Как нехорошо давать клички собственным детям! Но Боря не обиделся.

— Может, проще её выкупать? — рассудительно сказал он.

Ну, если тётя Надя ещё и согласится… Я вспомнила, как Боря жаловался, что его мыться заставляют. Наверное, неприспособленные после таких процедур не выживают! Не дожидаясь её ответа, я закричала как можно громче:

— Я три дня не ела! Крошки во рту не было!

И для убедительности рухнула на пол.

7. На грани жизни и смерти

Через минуту я уже сидела в кухне на табуретке, весело качая ногами. Тётя Надя торопливо стала вытирать мне руки и лицо влажной салфеткой. Я жмурилась от удовольствия. Неужели Боре такое не нравится?

— Боря-старший, покорми Бореньку, — сказала она после завершения символического мытья меня (на это, скажу я вам, ушла не одна салфетка!), и удалилась в комнату.

— Есть будем из одной тарелки, — сказал Боря.

— У вас так мало тарелок? — удивилась я.

— Мне их мыть! — отрезал Боря так, что я поняла — тут с ним не поспоришь.

— Кстати, я могу есть руками, — предложила я, чтобы облегчить Борины страдания.

А он почему-то испугался.

— Нет уж! — сказал Боря и положил передо мной вилку.

Потом задумчиво почесал затылок и положил ещё ложку и нож, после чего спохватился и нож убрал. Надо же! Убрать самый главный столовый прибор!

— Салфетку! — требовательно сказала я и застучала ложкой. — Хочу есть, как культурный человек, а не как ты.

— Ты ещё не знаешь, какой я культурный, — угрожающе сказал Боря и показал кулак.

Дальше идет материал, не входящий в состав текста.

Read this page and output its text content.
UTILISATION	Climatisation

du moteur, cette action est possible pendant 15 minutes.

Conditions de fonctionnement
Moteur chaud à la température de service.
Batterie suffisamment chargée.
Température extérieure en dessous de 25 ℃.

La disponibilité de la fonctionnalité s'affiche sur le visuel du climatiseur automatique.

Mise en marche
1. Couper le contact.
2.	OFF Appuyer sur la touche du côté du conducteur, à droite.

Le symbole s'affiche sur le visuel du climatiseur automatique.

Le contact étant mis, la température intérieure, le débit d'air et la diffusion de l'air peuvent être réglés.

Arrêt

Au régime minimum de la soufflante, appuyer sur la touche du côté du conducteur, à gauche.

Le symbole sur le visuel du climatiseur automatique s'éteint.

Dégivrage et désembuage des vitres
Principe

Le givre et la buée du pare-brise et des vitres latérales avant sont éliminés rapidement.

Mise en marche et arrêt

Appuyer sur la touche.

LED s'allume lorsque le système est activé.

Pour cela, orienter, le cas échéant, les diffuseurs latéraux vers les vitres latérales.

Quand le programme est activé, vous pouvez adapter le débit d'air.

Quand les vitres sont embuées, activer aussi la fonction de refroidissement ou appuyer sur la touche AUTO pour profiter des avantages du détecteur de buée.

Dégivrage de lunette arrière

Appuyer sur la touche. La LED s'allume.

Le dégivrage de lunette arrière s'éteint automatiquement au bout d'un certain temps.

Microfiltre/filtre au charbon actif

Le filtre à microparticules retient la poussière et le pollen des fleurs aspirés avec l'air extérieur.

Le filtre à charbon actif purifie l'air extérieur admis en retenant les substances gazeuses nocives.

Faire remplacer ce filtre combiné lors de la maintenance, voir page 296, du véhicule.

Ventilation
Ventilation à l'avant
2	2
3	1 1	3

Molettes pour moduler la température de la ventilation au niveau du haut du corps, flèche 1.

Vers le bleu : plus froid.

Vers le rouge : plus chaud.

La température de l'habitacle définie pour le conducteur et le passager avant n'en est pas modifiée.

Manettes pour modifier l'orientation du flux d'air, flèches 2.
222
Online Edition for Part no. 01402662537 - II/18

Нет, ну мог он придумать меня, например, той же маленькой девочкой, но с бицепсами… трицепсами и четырицепсами? Я показала язык. Мол, моя сила — в нём, так что поосторожней со всякого рода угрозами! Не знаю, проделал ли Боря такой мыслительный путь или нет, но пусть не салфетку, а полотенце он мне дал. Как культурный человек, я постелила его на табуретку, и для собственного удобства забралась на неё с ногами. Боря в это время стоял у плиты. Это даже хорошо, что он моих махинаций не видел — не люблю быть культурной напоказ.

— Нам хватит? — спросил он, показав тарелку с насыпанной кашей и котлетами.

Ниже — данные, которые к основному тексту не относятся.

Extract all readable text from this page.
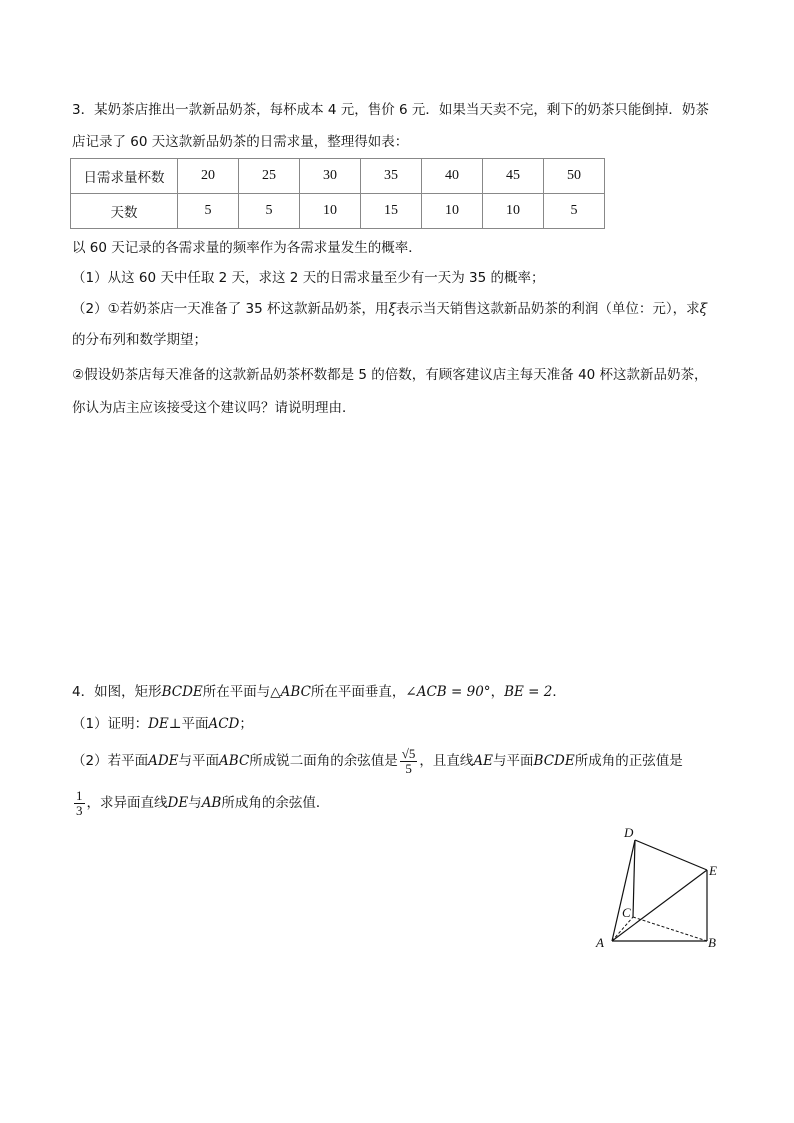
3．某奶茶店推出一款新品奶茶，每杯成本 4 元，售价 6 元．如果当天卖不完，剩下的奶茶只能倒掉．奶茶
店记录了 60 天这款新品奶茶的日需求量，整理得如表：
日需求量杯数	20	25	30	35	40	45	50
天数	5	5	10	15	10	10	5
以 60 天记录的各需求量的频率作为各需求量发生的概率．
（1）从这 60 天中任取 2 天，求这 2 天的日需求量至少有一天为 35 的概率；
（2）①若奶茶店一天准备了 35 杯这款新品奶茶，用ξ表示当天销售这款新品奶茶的利润（单位：元），求ξ
的分布列和数学期望；
②假设奶茶店每天准备的这款新品奶茶杯数都是 5 的倍数，有顾客建议店主每天准备 40 杯这款新品奶茶，
你认为店主应该接受这个建议吗？请说明理由．
4．如图，矩形BCDE所在平面与△ABC所在平面垂直，∠ACB = 90°，BE = 2．
（1）证明：DE⊥平面ACD；
（2）若平面ADE与平面ABC所成锐二面角的余弦值是 $\frac{√5}{5}$ ，且直线AE与平面BCDE所成角的正弦值是
$\frac{1}{3}$ ，求异面直线DE与AB所成角的余弦值．
D
E
C
A	B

— Если ты перестанешь есть, когда я скажу «стоп», то хватит, — заверила его я.

Боря подозрительно посмотрел на меня и поставил тарелку на стол. Я резким жестом придвинула её к себе, взяла в одну руку вилку, в другую — ложку и набросилась на еду. Боря за стол не садился и был несколько озадачен. Затем взял другую тарелку и насыпал себе раз в пять меньше, чем мне. С возрастом желудок уменьшается, что ли?

…Эх, плохо, конечно, быть человеком, можно даже сказать — это худшее из наказаний, но вот кое-что хорошее в этом есть. Например, еда. И ещё… еда. Мы с едой просто созданы друг для друга, это я поняла сразу!

Правда, через какое-то время мне стало сложно махать ложкой и вилкой. Дело не в том, что руки устали — устал, видимо, желудок. Но в тарелке-то оставалось ещё больше половины!

Это с непривычки, наверное. Пройдёт. И я стала ждать, когда пройдёт, и я смогу снова погружать внутрь плоды кулинарного мастерства Бориной мамы. Чтобы чем-то себя занять на это время, я решила обратить внимание на Борю. Он жевал котлету и над чем-то хихикал.

— Чего это ты смеёшься? — спросила его я.

— Бодуэдда, — сказал Боря с набитым ртом. — Фамое дудацкое имя, кофорое я флыфал…

— Ты ещё маленький, и мало чего вообще флыфал за свою жизнь, — обиделась я. Такую задумку не одобрить! Это имя было самым оригинальным из того, что я придумала за последние годы!